By: Theo Molkenboer (1871-1920)
Created: 1894-1895, Collection: Drents Museum, Assen, Netherlands Rights: CC-BY-SA
Put on your best concentration face and look downwards - you may be a knitter, you could be reading a book or you could just gaze at your palms. This might work well in a laundry room of towels or a kitchen with an open cupboard of white plates or crockery.
An ode to his mother: that is what the painter Theo Molkenboer had in mind when he painted his mother in front of her linen closet. At that time Molkenboer had only reached the age of 23, but he was already blessed with a big talent.
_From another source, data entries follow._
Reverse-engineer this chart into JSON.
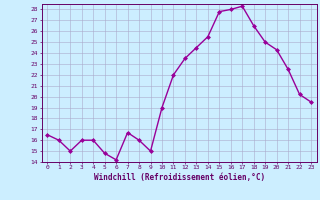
{
  "x": [
    0,
    1,
    2,
    3,
    4,
    5,
    6,
    7,
    8,
    9,
    10,
    11,
    12,
    13,
    14,
    15,
    16,
    17,
    18,
    19,
    20,
    21,
    22,
    23
  ],
  "y": [
    16.5,
    16.0,
    15.0,
    16.0,
    16.0,
    14.8,
    14.2,
    16.7,
    16.0,
    15.0,
    19.0,
    22.0,
    23.5,
    24.5,
    25.5,
    27.8,
    28.0,
    28.3,
    26.5,
    25.0,
    24.3,
    22.5,
    20.2,
    19.5
  ],
  "line_color": "#990099",
  "marker": "D",
  "marker_size": 2.0,
  "bg_color": "#cceeff",
  "grid_color": "#aaaacc",
  "xlabel": "Windchill (Refroidissement éolien,°C)",
  "xlim": [
    -0.5,
    23.5
  ],
  "ylim": [
    14,
    28.5
  ],
  "yticks": [
    14,
    15,
    16,
    17,
    18,
    19,
    20,
    21,
    22,
    23,
    24,
    25,
    26,
    27,
    28
  ],
  "xticks": [
    0,
    1,
    2,
    3,
    4,
    5,
    6,
    7,
    8,
    9,
    10,
    11,
    12,
    13,
    14,
    15,
    16,
    17,
    18,
    19,
    20,
    21,
    22,
    23
  ],
  "axis_color": "#660066",
  "tick_color": "#660066",
  "label_color": "#660066",
  "linewidth": 1.0,
  "tick_fontsize": 4.5,
  "xlabel_fontsize": 5.5
}
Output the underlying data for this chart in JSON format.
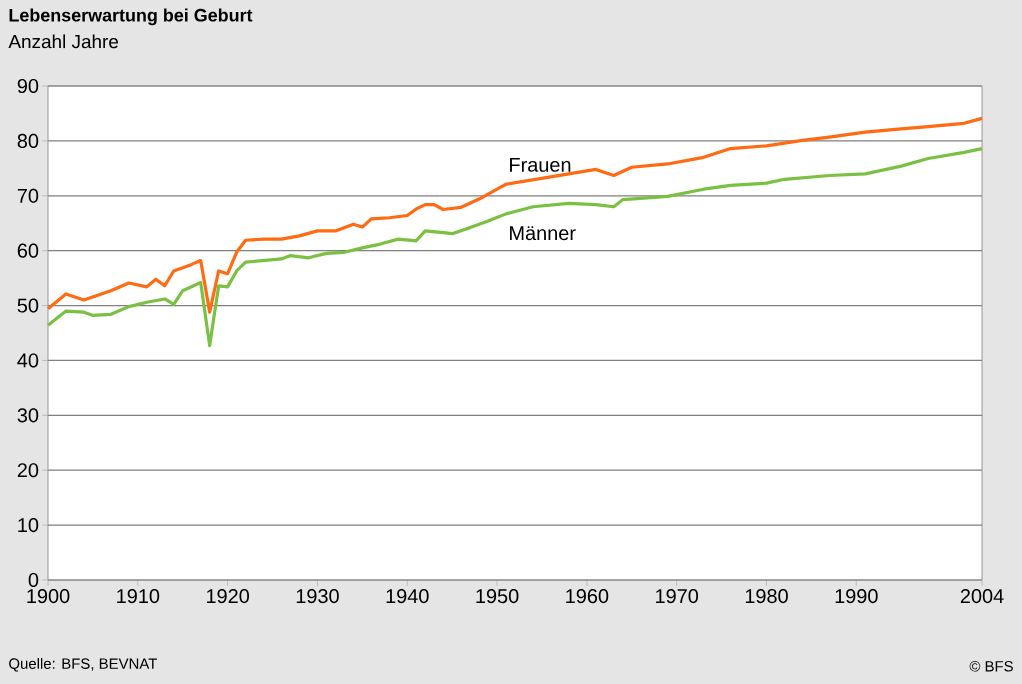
{
  "chart_data": {
    "type": "line",
    "title": "Lebenserwartung bei Geburt",
    "ylabel": "Anzahl Jahre",
    "annotations": [
      "Quelle: BFS, BEVNAT",
      "© BFS"
    ],
    "xlim": [
      1900,
      2004
    ],
    "xticks": [
      1900,
      1910,
      1920,
      1930,
      1940,
      1950,
      1960,
      1970,
      1980,
      1990,
      2004
    ],
    "ylim": [
      0,
      90
    ],
    "yticks": [
      0,
      10,
      20,
      30,
      40,
      50,
      60,
      70,
      80,
      90
    ],
    "grid": "y",
    "marker": "none",
    "line_style": "solid",
    "series": [
      {
        "name": "Frauen",
        "color": "#ff6a13",
        "x": [
          1900,
          1902,
          1904,
          1907,
          1909,
          1911,
          1912,
          1913,
          1914,
          1916,
          1917,
          1918,
          1919,
          1920,
          1921,
          1922,
          1924,
          1926,
          1928,
          1930,
          1932,
          1934,
          1935,
          1936,
          1938,
          1940,
          1941,
          1942,
          1943,
          1944,
          1946,
          1948,
          1950,
          1951,
          1958,
          1961,
          1963,
          1965,
          1969,
          1973,
          1976,
          1980,
          1984,
          1987,
          1991,
          1995,
          1998,
          2002,
          2004
        ],
        "values": [
          49.4,
          52.1,
          51,
          52.7,
          54.1,
          53.4,
          54.8,
          53.6,
          56.3,
          57.5,
          58.2,
          48.8,
          56.3,
          55.8,
          59.7,
          61.9,
          62.1,
          62.1,
          62.7,
          63.6,
          63.6,
          64.8,
          64.3,
          65.8,
          66,
          66.4,
          67.6,
          68.4,
          68.4,
          67.5,
          67.9,
          69.4,
          71.2,
          72.1,
          74,
          74.8,
          73.7,
          75.2,
          75.8,
          77,
          78.6,
          79.1,
          80.1,
          80.7,
          81.6,
          82.2,
          82.6,
          83.2,
          84.1
        ]
      },
      {
        "name": "Männer",
        "color": "#7ac143",
        "x": [
          1900,
          1902,
          1904,
          1905,
          1907,
          1909,
          1911,
          1913,
          1914,
          1915,
          1917,
          1918,
          1919,
          1920,
          1921,
          1922,
          1924,
          1926,
          1927,
          1929,
          1931,
          1933,
          1935,
          1937,
          1939,
          1941,
          1942,
          1944,
          1945,
          1947,
          1949,
          1951,
          1954,
          1958,
          1961,
          1963,
          1964,
          1969,
          1973,
          1976,
          1980,
          1982,
          1987,
          1991,
          1995,
          1998,
          2002,
          2004
        ],
        "values": [
          46.4,
          49,
          48.8,
          48.2,
          48.4,
          49.8,
          50.6,
          51.2,
          50.2,
          52.7,
          54.2,
          42.7,
          53.6,
          53.4,
          56.3,
          57.9,
          58.2,
          58.5,
          59.1,
          58.7,
          59.5,
          59.7,
          60.5,
          61.2,
          62.1,
          61.8,
          63.6,
          63.3,
          63.1,
          64.2,
          65.4,
          66.7,
          68,
          68.6,
          68.4,
          68,
          69.3,
          69.9,
          71.2,
          71.9,
          72.3,
          73,
          73.7,
          74,
          75.4,
          76.8,
          77.9,
          78.6
        ]
      }
    ]
  }
}
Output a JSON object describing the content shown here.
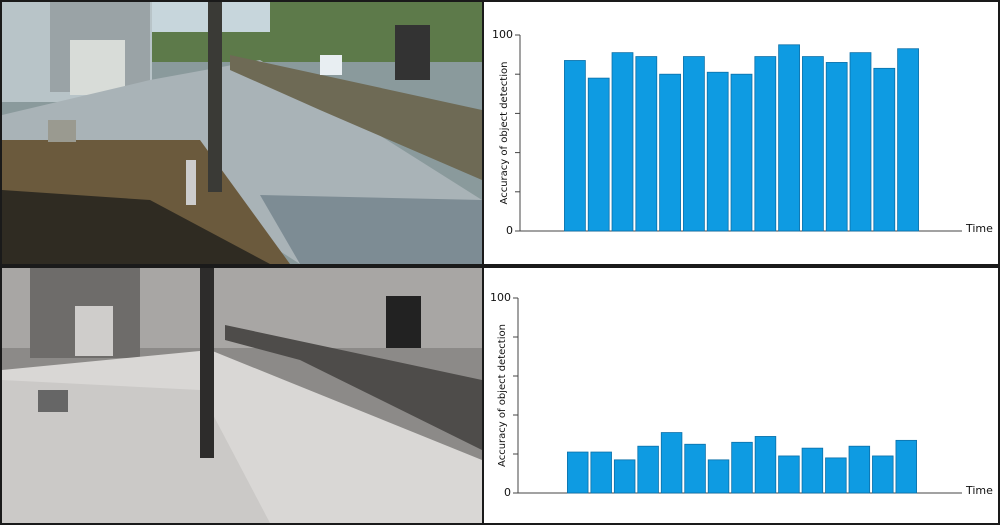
{
  "chart_data": [
    {
      "type": "bar",
      "y_label": "Accuracy of object detection",
      "x_label": "Time",
      "values": [
        87,
        78,
        91,
        89,
        80,
        89,
        81,
        80,
        89,
        95,
        89,
        86,
        91,
        83,
        93
      ],
      "color": "#0e9be2",
      "ylim": [
        0,
        100
      ],
      "yticks": [
        0,
        100
      ],
      "yminor_ticks": [
        20,
        40,
        60,
        80
      ]
    },
    {
      "type": "bar",
      "y_label": "Accuracy of object detection",
      "x_label": "Time",
      "values": [
        21,
        21,
        17,
        24,
        31,
        25,
        17,
        26,
        29,
        19,
        23,
        18,
        24,
        19,
        27
      ],
      "color": "#0e9be2",
      "ylim": [
        0,
        100
      ],
      "yticks": [
        0,
        100
      ],
      "yminor_ticks": [
        20,
        40,
        60,
        80
      ]
    }
  ]
}
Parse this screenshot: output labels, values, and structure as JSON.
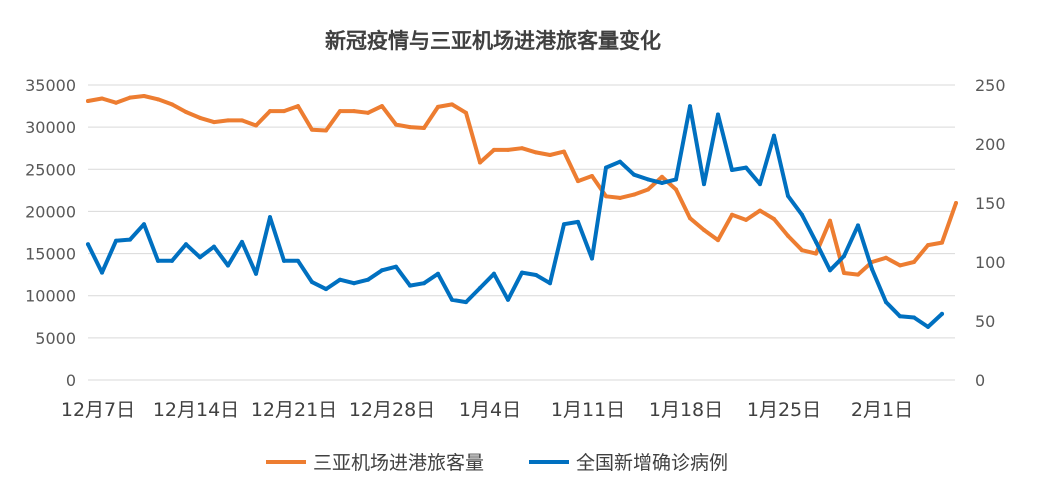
{
  "chart_data": {
    "type": "line",
    "title": "新冠疫情与三亚机场进港旅客量变化",
    "x_tick_labels": [
      "12月7日",
      "12月14日",
      "12月21日",
      "12月28日",
      "1月4日",
      "1月11日",
      "1月18日",
      "1月25日",
      "2月1日"
    ],
    "x_tick_day_index": [
      0,
      7,
      14,
      21,
      28,
      35,
      42,
      49,
      56
    ],
    "y_left": {
      "min": 0,
      "max": 35000,
      "ticks": [
        0,
        5000,
        10000,
        15000,
        20000,
        25000,
        30000,
        35000
      ]
    },
    "y_right": {
      "min": 0,
      "max": 250,
      "ticks": [
        0,
        50,
        100,
        150,
        200,
        250
      ]
    },
    "grid": true,
    "legend_position": "bottom",
    "series": [
      {
        "name": "三亚机场进港旅客量",
        "axis": "left",
        "color": "#ed7d31",
        "values": [
          33100,
          33400,
          32900,
          33500,
          33700,
          33300,
          32700,
          31800,
          31100,
          30600,
          30800,
          30800,
          30200,
          31900,
          31900,
          32500,
          29700,
          29600,
          31900,
          31900,
          31700,
          32500,
          30300,
          30000,
          29900,
          32400,
          32700,
          31700,
          25800,
          27300,
          27300,
          27500,
          27000,
          26700,
          27100,
          23600,
          24200,
          21800,
          21600,
          22000,
          22600,
          24100,
          22600,
          19200,
          17800,
          16600,
          19600,
          19000,
          20100,
          19100,
          17100,
          15400,
          15000,
          18900,
          12700,
          12500,
          14000,
          14500,
          13600,
          14000,
          16000,
          16300,
          21000
        ]
      },
      {
        "name": "全国新增确诊病例",
        "axis": "right",
        "color": "#0070c0",
        "values": [
          115,
          91,
          118,
          119,
          132,
          101,
          101,
          115,
          104,
          113,
          97,
          117,
          90,
          138,
          101,
          101,
          83,
          77,
          85,
          82,
          85,
          93,
          96,
          80,
          82,
          90,
          68,
          66,
          78,
          90,
          68,
          91,
          89,
          82,
          132,
          134,
          103,
          180,
          185,
          174,
          170,
          167,
          170,
          232,
          166,
          225,
          178,
          180,
          166,
          207,
          156,
          140,
          117,
          93,
          105,
          131,
          94,
          66,
          54,
          53,
          45,
          56
        ]
      }
    ]
  }
}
Molkenboer’s education, at the Rijksakademie Amsterdam and at the architectural office of P.J.H. Cuypers, was funded by his father, the sculptor W.B.G. Molkenboer. Molkenboer was a multilateral artist – a painter, sculptor, glazier, graphic designer and designer of religious applied art. But his biggest talent lay in making portrait paintings.
In this work of art, Molkenboer paints his mother while she’s performing an everyday activity. In that period people didn’t have computer games and television, so people had to make up other things to do and pass the time. Molkenboer’s mum is crocheting while sitting on a red carpet in front of a closet almost completely filled with linen.
At that moment she was 47 years old. Molkenboer’s biggest talent was making portraits, and that is very apparent in this painting. You can almost see his mother frowning in concentration and focused on her crochet.
Molkenboer died in Switzerland while he was on a TB-treatment.